Parashat Metsorá - Vaicrá 14:1 – 15:33

Nesta porção da Torá, Deus descreve o ritual de purificação para pessoas e lares afligidos por tsaraat. Deus também instrui Moshé e Aharon sobre as leis da emissão de fluidos corporais.


A fala desempenha um papel importante em relação à infecção por tsaraat. Quando a tsaraat afligia a casa, o dono desta deveria procurar o sacerdote para contar sobre o problema. Por outro lado, de acordo com nossos Sábios, a tsaraat afligia aqueles que se envolviam em lashon hará. Eles acrescentam que, ao contrário de uma mão, que pode matar apenas aqueles que estão à distância de um braço, uma língua é como uma flecha que é disparada de um arco e pode matar a grande distância. O discurso maldoso pode prejudicar até mesmo aqueles que não estão nas proximidades, porque a fofoca viaja rapidamente. Da mesma forma, o discurso maligno também traz consigo um elemento de irreversibilidade, porque as palavras, uma vez ditas, nunca podem ser totalmente retratadas.


O sacrifício para iniciar a cura de tsaraat e expiar o lashon hara necessitava de: “Dois pássaros vivos e limpos, uma vara de cedro e uma tira de lã carmesim e hissopo”. Rashi, o comentarista bíblico francês do século 11, detalha o significado de cada um desses elementos[i]. Ele explica que os pássaros são oferecidos ritualmente porque eles constantemente gorjeiam e gorjeiam, criando sons como a tagarelice de lashon hara. A vara de cedro é usada porque as árvores de cedro são altas, simbolizando arrogância e ego, que muitas vezes alimentam nosso discurso crítico e ofensivo. A lã carmesim parece uma língua, que é a ferramenta física dada por Deus através da qual falamos, às vezes para o bem e às vezes para o mal. E o despretensioso hissopo representa a necessidade de humildade na eliminação da arrogância.

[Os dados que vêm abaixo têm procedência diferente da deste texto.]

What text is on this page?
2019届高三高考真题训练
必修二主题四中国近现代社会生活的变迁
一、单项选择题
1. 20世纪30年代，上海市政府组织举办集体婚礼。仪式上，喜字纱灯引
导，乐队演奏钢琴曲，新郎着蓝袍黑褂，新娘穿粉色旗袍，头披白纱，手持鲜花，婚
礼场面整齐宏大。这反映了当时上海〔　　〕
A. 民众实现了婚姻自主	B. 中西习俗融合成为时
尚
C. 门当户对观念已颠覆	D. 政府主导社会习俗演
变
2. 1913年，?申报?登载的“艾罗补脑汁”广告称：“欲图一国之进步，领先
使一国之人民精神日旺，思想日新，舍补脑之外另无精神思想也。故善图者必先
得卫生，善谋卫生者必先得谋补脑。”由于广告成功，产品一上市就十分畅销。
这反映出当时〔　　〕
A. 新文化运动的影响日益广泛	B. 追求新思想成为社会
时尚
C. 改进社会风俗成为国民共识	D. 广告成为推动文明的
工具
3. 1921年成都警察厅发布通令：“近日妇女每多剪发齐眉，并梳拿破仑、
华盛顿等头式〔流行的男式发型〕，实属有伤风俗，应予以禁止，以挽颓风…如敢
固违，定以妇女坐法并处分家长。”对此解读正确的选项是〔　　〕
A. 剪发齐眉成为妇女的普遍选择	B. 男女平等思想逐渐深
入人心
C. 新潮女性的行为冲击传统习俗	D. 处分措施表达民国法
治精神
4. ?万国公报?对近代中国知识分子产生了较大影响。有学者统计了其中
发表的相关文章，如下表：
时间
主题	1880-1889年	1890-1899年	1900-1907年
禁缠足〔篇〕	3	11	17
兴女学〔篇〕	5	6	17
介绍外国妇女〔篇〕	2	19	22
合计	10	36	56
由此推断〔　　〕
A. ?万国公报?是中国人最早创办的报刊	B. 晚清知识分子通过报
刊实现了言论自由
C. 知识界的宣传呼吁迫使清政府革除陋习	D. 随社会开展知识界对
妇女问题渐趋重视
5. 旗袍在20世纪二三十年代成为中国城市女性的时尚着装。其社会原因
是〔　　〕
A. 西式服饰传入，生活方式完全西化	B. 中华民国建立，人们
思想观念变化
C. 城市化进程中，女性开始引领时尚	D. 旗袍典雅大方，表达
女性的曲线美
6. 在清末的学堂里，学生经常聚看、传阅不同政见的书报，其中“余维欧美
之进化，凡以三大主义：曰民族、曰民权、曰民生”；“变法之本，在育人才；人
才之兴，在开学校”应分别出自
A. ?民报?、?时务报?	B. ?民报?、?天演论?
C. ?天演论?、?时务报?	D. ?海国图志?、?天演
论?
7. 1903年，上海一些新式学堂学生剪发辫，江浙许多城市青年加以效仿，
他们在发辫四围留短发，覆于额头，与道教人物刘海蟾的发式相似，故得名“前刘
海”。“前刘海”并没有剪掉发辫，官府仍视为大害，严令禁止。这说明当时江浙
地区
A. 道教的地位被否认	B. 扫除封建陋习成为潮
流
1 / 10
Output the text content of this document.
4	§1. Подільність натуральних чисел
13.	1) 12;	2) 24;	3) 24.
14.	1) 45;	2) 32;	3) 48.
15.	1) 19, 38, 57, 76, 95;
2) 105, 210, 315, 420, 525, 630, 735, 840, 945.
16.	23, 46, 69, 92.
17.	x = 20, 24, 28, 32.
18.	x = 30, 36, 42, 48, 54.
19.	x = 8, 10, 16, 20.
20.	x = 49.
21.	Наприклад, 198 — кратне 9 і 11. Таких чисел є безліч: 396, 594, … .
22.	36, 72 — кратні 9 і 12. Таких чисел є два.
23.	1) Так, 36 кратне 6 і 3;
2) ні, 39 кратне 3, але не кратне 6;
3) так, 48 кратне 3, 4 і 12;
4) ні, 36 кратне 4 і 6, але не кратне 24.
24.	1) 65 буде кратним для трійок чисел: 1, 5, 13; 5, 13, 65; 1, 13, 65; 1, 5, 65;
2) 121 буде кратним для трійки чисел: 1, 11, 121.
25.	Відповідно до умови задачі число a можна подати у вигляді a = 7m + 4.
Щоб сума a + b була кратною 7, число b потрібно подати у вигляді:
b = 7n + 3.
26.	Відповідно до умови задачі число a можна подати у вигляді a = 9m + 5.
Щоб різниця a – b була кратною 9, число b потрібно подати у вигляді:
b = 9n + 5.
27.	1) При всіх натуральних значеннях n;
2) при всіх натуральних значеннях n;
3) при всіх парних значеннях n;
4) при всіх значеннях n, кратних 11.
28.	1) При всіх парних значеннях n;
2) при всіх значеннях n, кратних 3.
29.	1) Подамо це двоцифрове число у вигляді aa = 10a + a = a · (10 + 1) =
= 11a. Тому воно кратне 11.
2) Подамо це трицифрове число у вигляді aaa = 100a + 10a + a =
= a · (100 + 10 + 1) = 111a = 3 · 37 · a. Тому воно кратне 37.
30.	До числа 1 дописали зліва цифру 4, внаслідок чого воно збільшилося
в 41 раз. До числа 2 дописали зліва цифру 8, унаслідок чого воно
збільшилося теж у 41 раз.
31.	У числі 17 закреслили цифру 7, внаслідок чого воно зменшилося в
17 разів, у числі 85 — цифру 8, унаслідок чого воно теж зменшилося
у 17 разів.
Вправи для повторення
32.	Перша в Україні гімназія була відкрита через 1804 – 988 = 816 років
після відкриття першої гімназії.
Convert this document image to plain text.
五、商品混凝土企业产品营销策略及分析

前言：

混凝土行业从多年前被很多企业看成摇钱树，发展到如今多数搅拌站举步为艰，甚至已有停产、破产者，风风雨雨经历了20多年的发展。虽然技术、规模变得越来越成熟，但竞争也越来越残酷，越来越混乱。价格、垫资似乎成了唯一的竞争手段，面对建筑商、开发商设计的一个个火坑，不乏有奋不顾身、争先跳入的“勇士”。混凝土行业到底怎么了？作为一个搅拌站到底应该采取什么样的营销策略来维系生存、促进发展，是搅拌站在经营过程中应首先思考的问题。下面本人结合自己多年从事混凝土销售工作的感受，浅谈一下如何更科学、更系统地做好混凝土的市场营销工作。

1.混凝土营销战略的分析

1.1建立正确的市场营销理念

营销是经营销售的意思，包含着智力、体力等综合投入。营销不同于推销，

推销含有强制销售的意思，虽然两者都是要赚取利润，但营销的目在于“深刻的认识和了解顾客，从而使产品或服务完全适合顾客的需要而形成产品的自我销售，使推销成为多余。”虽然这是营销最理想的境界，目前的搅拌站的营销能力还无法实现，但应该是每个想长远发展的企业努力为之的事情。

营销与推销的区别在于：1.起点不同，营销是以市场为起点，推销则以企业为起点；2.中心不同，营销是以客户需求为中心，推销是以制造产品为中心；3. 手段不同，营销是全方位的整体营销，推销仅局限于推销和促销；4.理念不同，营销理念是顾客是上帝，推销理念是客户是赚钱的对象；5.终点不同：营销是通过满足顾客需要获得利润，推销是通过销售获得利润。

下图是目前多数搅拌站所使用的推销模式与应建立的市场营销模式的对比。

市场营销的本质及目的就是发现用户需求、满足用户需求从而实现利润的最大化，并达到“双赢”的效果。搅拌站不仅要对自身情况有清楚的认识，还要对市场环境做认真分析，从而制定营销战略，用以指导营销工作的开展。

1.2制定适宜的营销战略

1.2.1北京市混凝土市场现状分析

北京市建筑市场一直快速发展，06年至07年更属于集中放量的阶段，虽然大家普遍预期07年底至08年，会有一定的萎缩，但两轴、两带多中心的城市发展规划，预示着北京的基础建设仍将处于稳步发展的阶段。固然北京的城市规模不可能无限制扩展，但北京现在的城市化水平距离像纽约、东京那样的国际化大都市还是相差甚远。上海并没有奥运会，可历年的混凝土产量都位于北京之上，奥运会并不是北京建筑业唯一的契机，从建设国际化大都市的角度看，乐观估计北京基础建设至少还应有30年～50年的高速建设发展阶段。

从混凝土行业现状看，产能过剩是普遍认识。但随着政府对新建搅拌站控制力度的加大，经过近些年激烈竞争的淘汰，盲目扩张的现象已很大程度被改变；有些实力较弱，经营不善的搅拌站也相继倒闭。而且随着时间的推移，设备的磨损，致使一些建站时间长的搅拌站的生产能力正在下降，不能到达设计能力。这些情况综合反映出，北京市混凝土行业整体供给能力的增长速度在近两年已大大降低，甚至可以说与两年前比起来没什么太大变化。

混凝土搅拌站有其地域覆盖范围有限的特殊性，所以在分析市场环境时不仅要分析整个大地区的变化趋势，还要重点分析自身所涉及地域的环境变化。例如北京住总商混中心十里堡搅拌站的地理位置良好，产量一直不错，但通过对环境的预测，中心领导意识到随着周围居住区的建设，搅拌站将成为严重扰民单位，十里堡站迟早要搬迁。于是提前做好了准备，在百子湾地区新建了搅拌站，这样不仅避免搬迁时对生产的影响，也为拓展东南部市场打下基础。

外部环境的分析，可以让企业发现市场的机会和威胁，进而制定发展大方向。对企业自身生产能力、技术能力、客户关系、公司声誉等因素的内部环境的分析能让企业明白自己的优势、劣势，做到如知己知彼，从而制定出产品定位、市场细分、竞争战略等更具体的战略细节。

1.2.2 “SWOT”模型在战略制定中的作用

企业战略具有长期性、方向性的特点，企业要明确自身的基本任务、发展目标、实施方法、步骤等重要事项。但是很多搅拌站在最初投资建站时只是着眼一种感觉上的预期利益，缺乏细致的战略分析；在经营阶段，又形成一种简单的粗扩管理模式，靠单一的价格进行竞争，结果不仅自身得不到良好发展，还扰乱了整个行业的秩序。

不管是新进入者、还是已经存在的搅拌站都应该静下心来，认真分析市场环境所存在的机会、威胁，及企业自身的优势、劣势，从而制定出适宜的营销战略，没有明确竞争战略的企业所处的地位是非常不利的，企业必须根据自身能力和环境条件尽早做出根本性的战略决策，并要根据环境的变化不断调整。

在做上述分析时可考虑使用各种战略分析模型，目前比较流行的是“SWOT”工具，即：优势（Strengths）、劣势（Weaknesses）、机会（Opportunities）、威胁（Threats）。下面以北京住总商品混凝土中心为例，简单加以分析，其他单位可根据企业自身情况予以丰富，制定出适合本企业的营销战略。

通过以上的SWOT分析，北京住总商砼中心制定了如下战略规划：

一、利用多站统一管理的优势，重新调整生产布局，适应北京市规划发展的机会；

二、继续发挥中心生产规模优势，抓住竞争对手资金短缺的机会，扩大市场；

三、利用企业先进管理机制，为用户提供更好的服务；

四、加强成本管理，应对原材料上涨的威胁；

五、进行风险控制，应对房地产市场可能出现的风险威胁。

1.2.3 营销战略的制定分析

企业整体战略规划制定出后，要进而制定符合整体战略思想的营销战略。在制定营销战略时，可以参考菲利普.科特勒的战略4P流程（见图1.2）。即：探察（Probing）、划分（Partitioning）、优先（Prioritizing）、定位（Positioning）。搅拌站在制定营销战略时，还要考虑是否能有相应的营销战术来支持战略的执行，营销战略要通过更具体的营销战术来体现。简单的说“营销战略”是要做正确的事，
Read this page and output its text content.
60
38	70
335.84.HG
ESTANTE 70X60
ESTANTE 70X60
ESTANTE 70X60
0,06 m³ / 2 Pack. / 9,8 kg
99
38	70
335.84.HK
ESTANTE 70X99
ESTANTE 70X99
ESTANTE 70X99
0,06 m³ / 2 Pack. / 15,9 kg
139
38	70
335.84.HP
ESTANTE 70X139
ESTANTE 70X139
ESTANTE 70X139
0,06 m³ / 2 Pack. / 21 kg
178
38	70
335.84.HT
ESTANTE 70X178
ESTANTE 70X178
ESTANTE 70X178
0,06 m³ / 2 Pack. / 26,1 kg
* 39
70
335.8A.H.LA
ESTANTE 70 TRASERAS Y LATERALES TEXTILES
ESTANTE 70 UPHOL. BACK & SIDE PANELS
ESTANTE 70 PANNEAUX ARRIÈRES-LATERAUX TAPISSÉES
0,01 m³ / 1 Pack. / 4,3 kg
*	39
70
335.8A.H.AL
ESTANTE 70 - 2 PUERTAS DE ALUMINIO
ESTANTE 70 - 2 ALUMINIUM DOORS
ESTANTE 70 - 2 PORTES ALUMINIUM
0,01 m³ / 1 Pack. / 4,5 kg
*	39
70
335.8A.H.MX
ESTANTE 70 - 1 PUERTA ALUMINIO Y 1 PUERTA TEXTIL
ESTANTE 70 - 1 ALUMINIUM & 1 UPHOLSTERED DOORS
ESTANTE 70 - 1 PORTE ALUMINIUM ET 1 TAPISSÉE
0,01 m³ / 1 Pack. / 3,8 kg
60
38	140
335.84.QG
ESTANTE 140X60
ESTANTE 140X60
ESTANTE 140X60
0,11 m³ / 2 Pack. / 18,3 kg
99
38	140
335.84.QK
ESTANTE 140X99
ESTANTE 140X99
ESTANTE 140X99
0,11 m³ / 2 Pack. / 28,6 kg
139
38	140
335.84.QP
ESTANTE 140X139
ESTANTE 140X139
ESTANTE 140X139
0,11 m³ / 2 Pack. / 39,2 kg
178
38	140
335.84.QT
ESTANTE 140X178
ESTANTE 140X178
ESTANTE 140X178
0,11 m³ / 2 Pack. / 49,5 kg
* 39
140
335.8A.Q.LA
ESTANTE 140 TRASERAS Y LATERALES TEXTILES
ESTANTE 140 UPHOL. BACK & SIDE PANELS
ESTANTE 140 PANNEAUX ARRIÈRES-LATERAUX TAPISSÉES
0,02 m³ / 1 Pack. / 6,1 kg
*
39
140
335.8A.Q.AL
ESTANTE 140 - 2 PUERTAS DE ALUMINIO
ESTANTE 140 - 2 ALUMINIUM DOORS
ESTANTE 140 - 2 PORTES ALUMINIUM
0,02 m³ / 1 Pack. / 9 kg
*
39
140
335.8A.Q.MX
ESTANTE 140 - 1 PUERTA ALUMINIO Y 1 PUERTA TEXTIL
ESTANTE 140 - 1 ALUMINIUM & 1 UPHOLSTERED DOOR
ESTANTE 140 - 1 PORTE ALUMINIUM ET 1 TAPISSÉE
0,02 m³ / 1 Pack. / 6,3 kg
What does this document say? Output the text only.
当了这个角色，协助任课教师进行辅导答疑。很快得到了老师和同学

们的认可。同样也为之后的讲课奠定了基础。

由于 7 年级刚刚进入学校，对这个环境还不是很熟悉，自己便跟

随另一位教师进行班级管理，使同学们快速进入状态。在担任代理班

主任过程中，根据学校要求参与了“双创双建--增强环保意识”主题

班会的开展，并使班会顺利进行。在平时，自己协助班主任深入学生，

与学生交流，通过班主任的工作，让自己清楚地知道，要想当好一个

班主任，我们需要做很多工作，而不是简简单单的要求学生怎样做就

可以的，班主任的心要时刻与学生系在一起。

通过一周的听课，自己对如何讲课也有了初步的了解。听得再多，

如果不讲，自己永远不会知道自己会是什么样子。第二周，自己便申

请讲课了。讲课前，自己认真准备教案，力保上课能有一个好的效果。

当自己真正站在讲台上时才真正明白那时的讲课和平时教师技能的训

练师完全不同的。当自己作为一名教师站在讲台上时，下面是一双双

Os sábios advertem que falar mal é tão perigoso que não se deve nem falar bem de outra pessoa na presença de outras, porque ao falar sobre sua bondade, pode-se levar a falar dessa pessoa de maneira depreciativa. Mesmo quando fazemos elogios a alguém, corremos o risco de falar mal dele porque o abrimos para críticas. Melhor não falar sobre outras pessoas.


A pessoa que falou lashon hara e agora tem tzaraat deve se separar da tagarelice; deve identificar a arrogância e o ego; deve cultivar a humildade e a flexibilidade. E para isto, ela é separada do acampamento, ou, em uma expressão dos dias de hoje, ela é cancelada.


Sobre a infecção por tsaraat na casa, o comentarista espanhol do século XII Ibn Ezra ensina que “é uma mitsvá vir ao kohen”. A mitsvá começa no momento em que uma pessoa identifica uma potencial interseção entre sua vida pessoal e o mundo religioso mais amplo, mesmo que haja alguma incerteza. Se pensarmos na halachá como uma ponte entre nossas vidas e a vontade divina, vemos nesta passagem que esse encontro está enraizado em nossas experiências subjetivas e cresce a partir de nossa decisão de ir em direção a Deus. O sistema haláchico, em sua essência não é realmente sobre obedecer à autoridade religiosa, é sobre reivindicar a agência e tomar a iniciativa de enquadrar sua vida através dos ensinamentos e caminhos da Torá.


A halachá é a narrativa que abre o caminho para encontrarmos nossa própria voz – ter a confiança para perceber e articular nossas experiências pessoais e ter a humildade de chegar a uma conclusão sobre como isso interage com um caminho religioso. O encontro entre um indivíduo e a ampla e profunda sabedoria da Torá deve dignificar – ao invés de eclipsar – a pessoa e sua história. Ao entrarmos nesta temporada de Pessach, podemos mergulhar neste trabalho de “Hagadá” – narrando as histórias de nossas próprias vidas. Podemos refletir em como e com quais intenções narramos nossas histórias e as histórias dos outros.


Pensando que Deus criou o mundo com palavras, devemos ter consciência do poder que elas têm de construir ou destruir, e que, uma vez soltas no ar, elas iniciam sua cadeia de impacto, sem a possibilidade de voltar para trás. Que possamos então emitir palavras de construção e contar histórias maravilhosas.